I know some growers already choose to test to a greater depth.

 The following images clearly shows pasture roots to depths of 100cm, and more dense roots at depth of 60cm.  These images were taken from recent soil pits dug on our farm.  So, this means we can place carbon at these depths. 

Soil pit

          Soil pit

  

 

 

 

 

 

 

But, can all different sorts of soil support the much needed microbiology so that farmers all over can reap the benefits of storing stable soil carbon?  Remember the sand soils of WA from last week?
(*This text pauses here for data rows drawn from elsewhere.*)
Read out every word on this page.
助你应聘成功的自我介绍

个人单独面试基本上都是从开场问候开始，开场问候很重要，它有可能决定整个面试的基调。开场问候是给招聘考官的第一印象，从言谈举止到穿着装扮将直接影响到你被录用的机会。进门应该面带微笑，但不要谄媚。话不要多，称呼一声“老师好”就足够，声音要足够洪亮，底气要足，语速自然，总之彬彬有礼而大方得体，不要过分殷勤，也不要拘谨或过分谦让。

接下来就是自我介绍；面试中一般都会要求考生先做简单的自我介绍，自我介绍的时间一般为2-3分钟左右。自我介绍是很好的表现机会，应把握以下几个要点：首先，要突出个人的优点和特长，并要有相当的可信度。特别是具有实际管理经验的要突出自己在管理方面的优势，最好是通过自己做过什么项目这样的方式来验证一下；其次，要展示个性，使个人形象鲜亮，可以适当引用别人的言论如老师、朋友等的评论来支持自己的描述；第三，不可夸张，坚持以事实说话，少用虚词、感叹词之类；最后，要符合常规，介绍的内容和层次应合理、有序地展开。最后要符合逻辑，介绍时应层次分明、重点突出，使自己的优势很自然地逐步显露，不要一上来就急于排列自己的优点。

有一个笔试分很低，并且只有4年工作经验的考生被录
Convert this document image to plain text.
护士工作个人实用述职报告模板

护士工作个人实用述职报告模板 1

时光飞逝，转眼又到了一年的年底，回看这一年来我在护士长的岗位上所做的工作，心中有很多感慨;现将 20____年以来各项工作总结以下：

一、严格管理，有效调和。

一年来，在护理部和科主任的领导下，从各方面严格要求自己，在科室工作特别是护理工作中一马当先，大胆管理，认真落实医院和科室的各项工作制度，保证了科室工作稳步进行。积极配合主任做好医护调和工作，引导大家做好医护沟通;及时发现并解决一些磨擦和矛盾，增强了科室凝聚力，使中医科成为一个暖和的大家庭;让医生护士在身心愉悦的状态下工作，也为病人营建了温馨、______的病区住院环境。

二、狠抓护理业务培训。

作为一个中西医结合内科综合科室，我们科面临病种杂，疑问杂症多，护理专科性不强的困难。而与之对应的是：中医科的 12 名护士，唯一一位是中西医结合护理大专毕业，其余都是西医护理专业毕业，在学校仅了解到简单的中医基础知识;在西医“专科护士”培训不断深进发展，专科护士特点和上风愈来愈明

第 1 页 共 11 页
The answer is yes.  Moisture is one of the most highly influential things on the activity of soil microbiology.  So, naturally dryer soils have less ability for active soil life than a more moist soil.  But these sandy soils CAN support soil biology that will aid in soil improvements.

 What are the other ways that we can increase soil carbon?

There are other ways to increase soil carbon levels, such as composts & manures, as well as biochar.  Are these as effective or as efficient as through the liquid carbon pathway?  I may consider these in another blog.

 What are your personal experiences with building stable soil carbon?

 References

1 & 2.             Jones, C. 2009.  Submission to the Environment and Natural Resources Committee.  Inquiry into Soil Sequestration in Victoria.  APPENDIX D: How does atmospheric carbon get into soil?  Available from: <http://www.parliament.vic.gov.au/images/stories/committees/enrc/soil_carbon_sequestration/submission/Australian_Soil_Carbon_Accreditation_Scheme_ASCAS.pdf>.  [6th May, 2014].

3 & 5.             Jones, C. 2008.  Liquid Carbon Pathway Unrecognised.   Available from http://www.amazingcarbon.com/PDF/JONES-LiquidCarbonPathway(AFJ-July08).pdf [21st May 2014].

4.                    Leake, JR 2004.  Networks of power and influence: the role of mycorrhizal mycelium in controlling plant communities and agroecosystem functioning.  As seen in Jones, C. 2008. Liquid Carbon Pathway Unrecognised.